L’Olanda blocca così l’esportazione dei suoi macchinari per la litografia ultravioletta estrema (EUVL), apparecchiature avanzate che permettono di “stampare” microchip, di cui la ASML, azienda con sede a Eindhoven, nel sud dei Paesi Bassi, è leader a livello globale. La ASML è infatti una delle pochissime aziende al mondo specializzata nella produzione di microchip (anche Intel li acquista da ASML) e di macchinari EUVL, la cui particolarità risiede nella lunghezza d’onda generata, che si estende nell’intervallo dell’estremo ultravioletto, consentendo di ottenere chip inferiori ai 10 nm.

La strategia anti-cinese di Washington coinvolge anche il Giappone, specializzato sia nella fornitura di materie prime, sia di macchinari EUVL, terzo Paese con Stati Uniti e Olanda a ospitare produttori di tecnologie avanzate per la stampa di microchip.

Le restrizioni applicate dall’Olanda sono dunque un’ulteriore tegola per il governo di Pechino e per le società cinesi, come Huawei, che ora rischiano di non riuscire più a tenere il passo, non essendo la Cina ancora riuscita a sviluppare macchinari di pari efficienza né chip in grado di competere con quelli prodotti in Occidente.

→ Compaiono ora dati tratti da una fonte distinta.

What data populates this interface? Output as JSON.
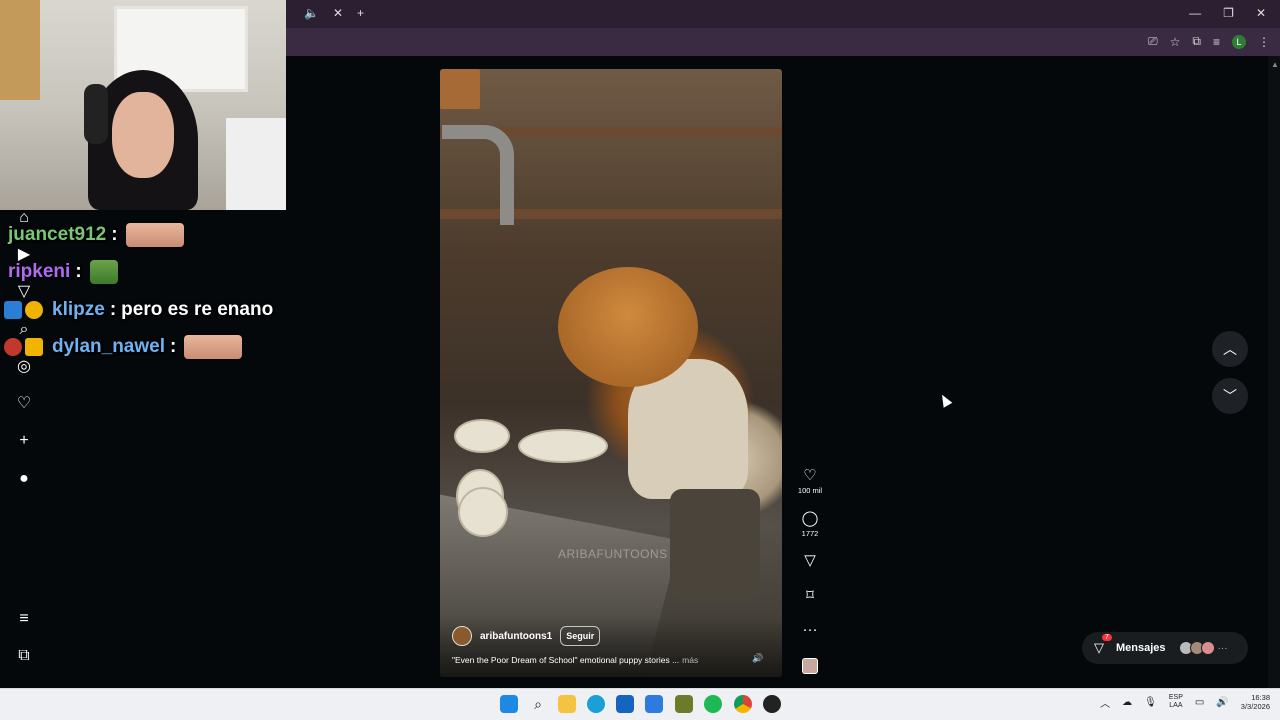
{
  "browser": {
    "tab_mute_icon": "speaker-icon",
    "tab_close_glyph": "✕",
    "new_tab_glyph": "+",
    "window_controls": [
      "—",
      "❐",
      "✕"
    ],
    "toolbar_icons": [
      "cast-icon",
      "star-icon",
      "extensions-icon",
      "media-icon",
      "profile-icon",
      "menu-icon"
    ],
    "profile_initial": "L"
  },
  "chat": [
    {
      "user": "juancet912",
      "color": "#7cc576",
      "sep": ":",
      "message": "",
      "emote": "face"
    },
    {
      "user": "ripkeni",
      "color": "#b06cf0",
      "sep": ":",
      "message": "",
      "emote": "green"
    },
    {
      "user": "klipze",
      "color": "#6fb2f2",
      "sep": ":",
      "message": "pero es re enano",
      "emote": ""
    },
    {
      "user": "dylan_nawel",
      "color": "#6fb2f2",
      "sep": ":",
      "message": "",
      "emote": "face"
    }
  ],
  "sidebar": {
    "icons": [
      "home-icon",
      "reels-icon",
      "send-icon",
      "search-icon",
      "explore-icon",
      "heart-icon",
      "create-icon",
      "profile-icon",
      "menu-icon",
      "more-icon"
    ],
    "notif_count": "8"
  },
  "reel": {
    "watermark": "ARIBAFUNTOONS",
    "author": "aribafuntoons1",
    "follow_label": "Seguir",
    "caption": "\"Even the Poor Dream of School\" emotional puppy stories ...",
    "more_label": "más"
  },
  "actions": {
    "likes": "100 mil",
    "comments": "1772"
  },
  "messages": {
    "label": "Mensajes",
    "badge": "7"
  },
  "taskbar": {
    "lang_top": "ESP",
    "lang_bottom": "LAA",
    "time": "16:38",
    "date": "3/3/2026"
  }
}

L’obiettivo degli Stati Uniti è impedire l’avanzamento dei cinesi in merito a dispositivi utilizzati per scopi civili, quindi computer, smartphone e tablet, ma anche di tecnologie che potrebbero essere impiegate per scopi militari: i chip trovano infatti posto anche in armi, strumenti di difesa, droni, veicoli militari e nel settore aerospaziale. Sullo stop alle esportazioni potrebbe quindi pesare il contesto geopolitico, quale prezzo che la Cina sta pagando per l’appoggio di Xi Jinping a Vladimir Putin dopo l’invasione della Russia in Ucraina.